不過這少年确實才年僅十五,比皖欽還小了五周歲。
「殿下,喝口熱茶吧。」
傅珍的一聲招呼,皖欽爽快地答應着。
三人圍坐在茶器旁,裡面生起的炭火在棚帳遮擋了風的情況下,才顯得稍稍暖和。
「一到秋末初冬,這華東城就整日起風,長達半月之久,不知殿下可還習慣?」傅珍問道,「明年初夏返程,督察整整半年,殿下可别生分,隻管當作在天北城那般自在。」
「殿下怎麼會想到來北院呢?」九熙忽然問道。
「卧病已久,到處轉轉罷了。」
「也是應該多活動活動筋骨,今日餐食可還豐富?畢竟不吃不喝躺了兩日。」
「廚娘煲了一隻雞,色澤濃郁。」
皖欽應答着,竟沒想到這一病便躺了整整兩日。
「敢問殿下可會射箭?」九熙繼續問道。
「技藝不精。」
一聽,九熙眼裡放射着光芒,眉開眼笑道:「這又如何,殿下可一定要與我比試比試。」
「殿下初愈,怎能經得起折騰?」傅珍擔心道。
「紀王伯母無需擔心,我從小便是如此,身體一直恢複得很快。」
有皖欽這一份答應,九熙更是握緊了拳頭般興奮,迫不及待拉住皖欽的手,扶他起身,接着僅留背影給傅珍,叫道:「母妃,失陪!」
九熙遞給皖欽一把弓箭,笑盈盈道:「咱們就看誰射中的靶子多,誰就赢。」
「那這世子可要教我,在風中如何射準。」
「自是穩當,且看吾示範一遍。」
說完,九熙就拉開了弓,對向了百米處的靶子,隻不過他是往風口去的。
「咻!」
一箭脫弓,本是筆直的線路,随着風的幹預,變為一條長弧線,剛好射中了七環。
「好箭!若非有風,絕中靶心。」
九熙搖頭道:「比起我父王,實在差太遠。」
皖欽想了想,紀王箭法确實了得,能在狂風中将目标一擊緻命,普天之下能與紀王比試箭法的也不過他旗下前将軍公孫空執一人。

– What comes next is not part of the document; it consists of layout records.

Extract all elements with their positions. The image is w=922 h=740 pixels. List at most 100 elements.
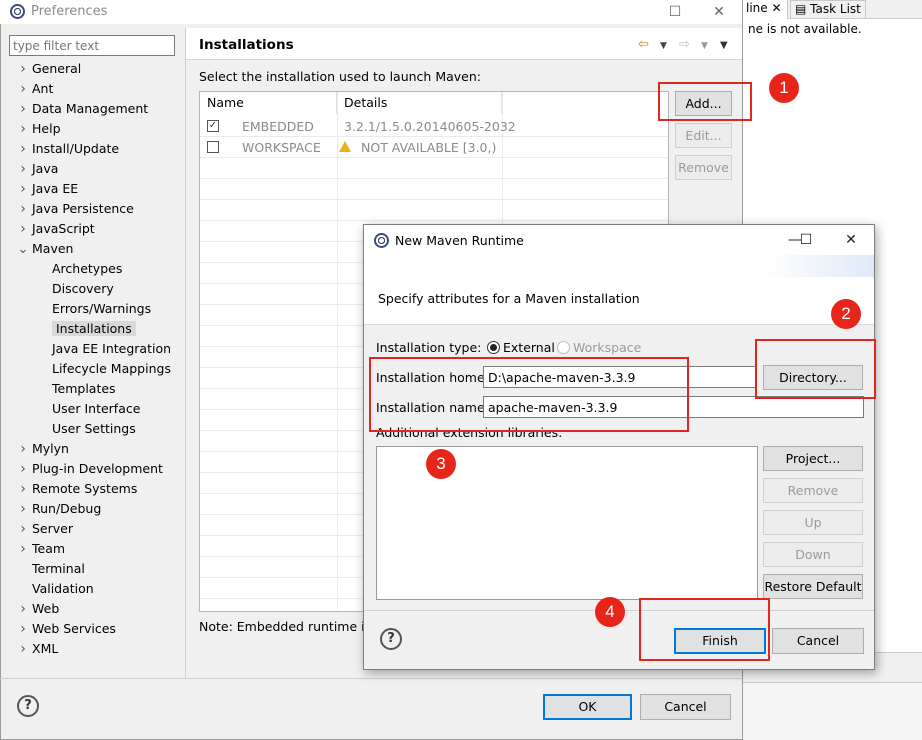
tree-item[interactable]: › Java [14, 159, 171, 179]
tree-item-label: Ant [32, 81, 54, 96]
ok-button[interactable]: OK [543, 694, 632, 720]
help-icon[interactable]: ? [380, 628, 402, 650]
row-separator [200, 199, 668, 200]
column-divider [337, 92, 338, 611]
close-window-icon[interactable]: ✕ [840, 230, 862, 250]
tree-item[interactable]: › Install/Update [14, 139, 171, 159]
chevron-right-icon[interactable]: › [14, 439, 32, 459]
preferences-titlebar [0, 0, 742, 24]
tree-item[interactable]: Terminal [14, 559, 171, 579]
tree-item[interactable]: › Remote Systems [14, 479, 171, 499]
chevron-right-icon[interactable]: › [14, 139, 32, 159]
tree-item-label: Installations [52, 321, 136, 336]
chevron-right-icon[interactable]: › [14, 159, 32, 179]
chevron-right-icon[interactable]: › [14, 99, 32, 119]
runtime-details: 3.2.1/1.5.0.20140605-2032 [344, 119, 516, 134]
chevron-right-icon[interactable]: › [14, 539, 32, 559]
remove-library-button[interactable]: Remove [763, 478, 863, 503]
tree-item[interactable]: Lifecycle Mappings [14, 359, 171, 379]
maximize-icon[interactable]: ☐ [664, 2, 686, 22]
chevron-right-icon[interactable]: › [14, 459, 32, 479]
annotation-box-add [658, 82, 752, 121]
tree-item-label: Java EE [32, 181, 79, 196]
back-menu-chevron-icon[interactable]: ▼ [660, 41, 667, 51]
tree-item-label: Help [32, 121, 61, 136]
tree-item[interactable]: › Java Persistence [14, 199, 171, 219]
chevron-right-icon[interactable]: › [14, 119, 32, 139]
tree-item[interactable]: Discovery [14, 279, 171, 299]
chevron-right-icon[interactable]: › [14, 199, 32, 219]
close-icon[interactable]: ✕ [771, 1, 781, 15]
tree-item-label: Plug-in Development [32, 461, 163, 476]
chevron-right-icon[interactable]: › [14, 499, 32, 519]
tree-item[interactable]: ⌄ Maven [14, 239, 171, 259]
maximize-icon[interactable]: ☐ [795, 230, 817, 250]
help-icon[interactable]: ? [17, 695, 39, 717]
tree-item[interactable]: › Java EE [14, 179, 171, 199]
filter-input[interactable] [9, 35, 175, 56]
tree-item[interactable]: › Mylyn [14, 439, 171, 459]
annotation-badge-3: 3 [426, 449, 456, 479]
tree-item[interactable]: › XML [14, 639, 171, 659]
preferences-title: Preferences [31, 4, 108, 19]
tree-item[interactable]: Archetypes [14, 259, 171, 279]
up-button[interactable]: Up [763, 510, 863, 535]
external-radio[interactable] [487, 341, 500, 354]
tree-item-label: Web [32, 601, 60, 616]
tree-item[interactable]: › General [14, 59, 171, 79]
chevron-down-icon[interactable]: ⌄ [14, 240, 32, 260]
chevron-right-icon[interactable]: › [14, 599, 32, 619]
chevron-right-icon[interactable]: › [14, 619, 32, 639]
tree-item[interactable]: › Web Services [14, 619, 171, 639]
chevron-right-icon[interactable]: › [14, 639, 32, 659]
restore-default-button[interactable]: Restore Default [763, 574, 863, 599]
tree-item[interactable]: › JavaScript [14, 219, 171, 239]
chevron-right-icon[interactable]: › [14, 59, 32, 79]
workspace-checkbox[interactable] [207, 141, 219, 153]
tree-item[interactable]: › Web [14, 599, 171, 619]
external-radio-label[interactable]: External [503, 340, 555, 355]
tree-item[interactable]: Validation [14, 579, 171, 599]
project-button[interactable]: Project... [763, 446, 863, 471]
back-arrow-icon[interactable]: ⇦ [638, 37, 649, 52]
dialog-cancel-button[interactable]: Cancel [772, 628, 864, 654]
page-title: Installations [199, 37, 294, 53]
chevron-right-icon[interactable]: › [14, 179, 32, 199]
cancel-button[interactable]: Cancel [640, 694, 731, 720]
chevron-right-icon[interactable]: › [14, 79, 32, 99]
tree-item[interactable]: › Run/Debug [14, 499, 171, 519]
tree-item[interactable]: › Team [14, 539, 171, 559]
column-header-details[interactable]: Details [337, 92, 502, 114]
annotation-badge-2: 2 [831, 299, 861, 329]
chevron-right-icon[interactable]: › [14, 519, 32, 539]
column-header-name[interactable]: Name [200, 92, 337, 114]
chevron-right-icon[interactable]: › [14, 219, 32, 239]
tree-item[interactable]: Installations [14, 319, 171, 339]
tree-item[interactable]: › Data Management [14, 99, 171, 119]
table-row[interactable]: WORKSPACE NOT AVAILABLE [3.0,) [200, 136, 668, 157]
tree-item[interactable]: › Ant [14, 79, 171, 99]
tree-item[interactable]: User Interface [14, 399, 171, 419]
tree-item[interactable]: Errors/Warnings [14, 299, 171, 319]
tree-item[interactable]: Java EE Integration [14, 339, 171, 359]
tree-item[interactable]: › Plug-in Development [14, 459, 171, 479]
tree-item[interactable]: › Help [14, 119, 171, 139]
down-button[interactable]: Down [763, 542, 863, 567]
table-row[interactable]: ✓ EMBEDDED 3.2.1/1.5.0.20140605-2032 [200, 115, 668, 136]
tree-item-label: Java Persistence [32, 201, 134, 216]
view-menu-icon[interactable]: ▼ [720, 40, 728, 51]
embedded-checkbox[interactable]: ✓ [207, 120, 219, 132]
tree-item[interactable]: Templates [14, 379, 171, 399]
banner-decoration [764, 255, 874, 277]
tree-item[interactable]: › Server [14, 519, 171, 539]
tree-item[interactable]: User Settings [14, 419, 171, 439]
remove-button[interactable]: Remove [675, 155, 732, 180]
tab-outline[interactable]: line ✕ [742, 0, 788, 19]
chevron-right-icon[interactable]: › [14, 479, 32, 499]
row-separator [200, 157, 668, 158]
close-window-icon[interactable]: ✕ [708, 2, 730, 22]
tab-task-list[interactable]: ▤ Task List [790, 0, 866, 19]
tree-item-label: Lifecycle Mappings [52, 361, 171, 376]
tree-item-label: Maven [32, 241, 74, 256]
edit-button[interactable]: Edit... [675, 123, 732, 148]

如此看來,作為紀王唯一繼承者的東方九熙,着實差距很大。
「殿下嘗試一番?」九熙轉頭讓道。
「初學,世子可别見笑。」
「怎會。」
皖欽移步上前,默默地将袖中的發冠往裡推了推,奮力拉開弓箭時,胸前的疤痕仿佛已經痊愈了般無痛。
他嘴角一揚,再次集中精神,模仿着九熙的動作,朝着風口往上射了一箭。
「三環!殿下甚是謙虛。」
皖欽見這結果也是欣喜,笑道:「再來。」
「看來殿下也是喜歡風中射箭的。」
九熙甚是激動,終于找到了一個同伴,還能一起居住半年,簡直是上天賜予的緣分。
他随手抽了兩支箭在手上,站在皖欽身旁感覺人都有力量了起來。
「一起?」他遞給皖欽一支箭。
皖欽看他那高興的樣子,像吃了蜜的小孩子一樣,不由得也笑了起來。